Austin English austinenglish at gmail.com
Mon Mar 19 16:59:01 CDT 2012


On Mon, Mar 19, 2012 at 00:22, Lucas Zawacki <lfzawacki at gmail.com> wrote:
> Hello all,
>
> First of all, I'll introduce myself: I'm Lucas Fialho Zawacki a
> Computer Science undergrad at UFRGS
> university in Brazil. I have worked with Wine in GSoC 2011
> (http://www.google-melange.com/gsoc/project/google/gsoc2011/lfzawacki/8001)
> and pretty much enjoyed the experience.
>
> I'd like to work again with Wine for this year's GSoC and with this
> email discuss some possible projects.
>
> *Joystick Configuration Tool*
>
> This seems like a natural project for me to work since I'm very
> familiar with DirectInput and have access to some josysticks,
> including force feedback. I'm not sure about what "Support system
> joystick calibration" is though. Is it related to bug 24235 ?
>
> *Scons Wine*
>
> I think this could turn out to be very worthwhile project, but there's
> little documentation about it. To make Scons aware of Winelib would it
> be enough to create an environment that uses the winelib compilers,
> libs and includes? Then it would be a question of programatically
> generating the build script, much like winemaker does for the
> makefile.
>
> I've also been looking at Winemaker and trying to convert some visual
> studio projects from random google code repositories with moderate
> success. As a part of this project I could test it with numerous
> samples, e.g Nehe tutorials (http://nehe.gamedev.net/), and with
> assorted open source projects targeting windows, and make these just
> work with Winemaker.
>
> *Winetricks*
>
> Other ideas fall in winetricks territory so I don't know if they
> constitute a valid Wine GSoC project, but they're:
>
> * Regression Testing GUI. Help a user download the repository, compile
> wine and run assisted or automated bisections.

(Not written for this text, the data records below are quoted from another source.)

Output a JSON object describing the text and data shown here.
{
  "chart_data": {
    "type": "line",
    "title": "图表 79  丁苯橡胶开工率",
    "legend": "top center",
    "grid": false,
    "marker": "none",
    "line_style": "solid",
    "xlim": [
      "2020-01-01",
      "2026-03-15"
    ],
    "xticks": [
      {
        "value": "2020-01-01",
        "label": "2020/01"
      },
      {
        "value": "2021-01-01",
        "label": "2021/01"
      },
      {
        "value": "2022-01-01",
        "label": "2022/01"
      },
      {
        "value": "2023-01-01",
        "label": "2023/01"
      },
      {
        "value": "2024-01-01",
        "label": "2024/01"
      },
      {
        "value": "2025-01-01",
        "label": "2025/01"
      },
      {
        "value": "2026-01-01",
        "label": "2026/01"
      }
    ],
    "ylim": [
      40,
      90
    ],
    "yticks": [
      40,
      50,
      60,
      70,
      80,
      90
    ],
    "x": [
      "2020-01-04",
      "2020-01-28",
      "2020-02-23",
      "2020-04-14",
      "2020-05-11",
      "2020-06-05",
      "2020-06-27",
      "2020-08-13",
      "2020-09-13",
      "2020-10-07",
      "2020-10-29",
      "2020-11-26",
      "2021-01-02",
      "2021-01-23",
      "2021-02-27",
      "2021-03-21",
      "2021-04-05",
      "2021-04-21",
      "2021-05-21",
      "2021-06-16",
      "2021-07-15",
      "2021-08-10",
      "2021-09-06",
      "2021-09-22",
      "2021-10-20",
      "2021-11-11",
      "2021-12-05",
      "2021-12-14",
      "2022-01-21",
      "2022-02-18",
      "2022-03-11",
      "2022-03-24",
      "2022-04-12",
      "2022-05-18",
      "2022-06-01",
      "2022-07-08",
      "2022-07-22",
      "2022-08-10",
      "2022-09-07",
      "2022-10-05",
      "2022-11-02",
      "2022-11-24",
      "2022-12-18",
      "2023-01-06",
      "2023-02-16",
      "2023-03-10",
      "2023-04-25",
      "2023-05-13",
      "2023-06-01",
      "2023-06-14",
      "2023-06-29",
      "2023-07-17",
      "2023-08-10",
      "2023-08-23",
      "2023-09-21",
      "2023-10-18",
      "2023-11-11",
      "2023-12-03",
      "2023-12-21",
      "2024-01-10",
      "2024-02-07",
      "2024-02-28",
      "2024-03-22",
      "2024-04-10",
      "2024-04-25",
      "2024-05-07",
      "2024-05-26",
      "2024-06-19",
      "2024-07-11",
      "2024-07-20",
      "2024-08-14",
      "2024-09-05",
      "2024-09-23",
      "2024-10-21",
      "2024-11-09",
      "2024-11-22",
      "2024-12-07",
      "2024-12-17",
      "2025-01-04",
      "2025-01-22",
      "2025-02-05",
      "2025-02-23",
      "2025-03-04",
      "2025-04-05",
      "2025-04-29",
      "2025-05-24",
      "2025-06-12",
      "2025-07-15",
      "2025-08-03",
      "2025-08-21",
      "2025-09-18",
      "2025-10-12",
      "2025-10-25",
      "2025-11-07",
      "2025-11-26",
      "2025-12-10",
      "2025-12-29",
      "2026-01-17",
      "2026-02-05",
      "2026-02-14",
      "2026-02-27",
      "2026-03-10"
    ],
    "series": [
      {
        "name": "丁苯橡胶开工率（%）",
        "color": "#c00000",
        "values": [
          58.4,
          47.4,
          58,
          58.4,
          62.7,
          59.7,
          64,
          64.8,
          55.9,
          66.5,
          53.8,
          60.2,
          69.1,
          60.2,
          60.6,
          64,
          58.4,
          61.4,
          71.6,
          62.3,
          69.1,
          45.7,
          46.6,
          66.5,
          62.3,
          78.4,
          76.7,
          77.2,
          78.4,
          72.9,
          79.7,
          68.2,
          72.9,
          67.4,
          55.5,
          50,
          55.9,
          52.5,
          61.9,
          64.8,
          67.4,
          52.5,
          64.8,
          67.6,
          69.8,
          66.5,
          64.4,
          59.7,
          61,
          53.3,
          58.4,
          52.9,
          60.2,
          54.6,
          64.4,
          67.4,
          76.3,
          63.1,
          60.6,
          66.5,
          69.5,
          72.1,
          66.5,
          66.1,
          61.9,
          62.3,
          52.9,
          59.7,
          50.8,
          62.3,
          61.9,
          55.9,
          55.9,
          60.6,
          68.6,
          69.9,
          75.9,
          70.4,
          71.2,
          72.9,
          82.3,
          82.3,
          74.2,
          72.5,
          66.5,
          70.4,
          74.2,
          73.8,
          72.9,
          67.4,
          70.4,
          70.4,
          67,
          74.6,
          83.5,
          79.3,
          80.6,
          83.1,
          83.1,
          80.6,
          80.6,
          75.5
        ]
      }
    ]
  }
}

IMHO, this effort is better spent elsewhere. It's a cool idea, but
GUI's are notoriously difficult to automate in testing. To make it
worse, you have to wait for the application to install/test, which is
a large time/space investment. It's also unreliable. The time is
better spent boiling down failures into isolated testcases and getting
those testcases into Wine's, where they are tested daily, on a broad
range of systems, with thousands of tests in under 10 minutes.

> * Compatibility and exchange of installation recipes with other
> frontends like PlayOnLinux
> * Winetricks and AppDB integration. A way to mirror in AppDB the
> dependencies and workarounds employed by winetricks recipes.

Winetricks is not a mentoring organization for Google Summer of Code.
That said, it theoretically could be under Wine's umbrella (as I did
with Appinstall, which did gui testing in 2009), but I think most
would rather see work done on Wine directly.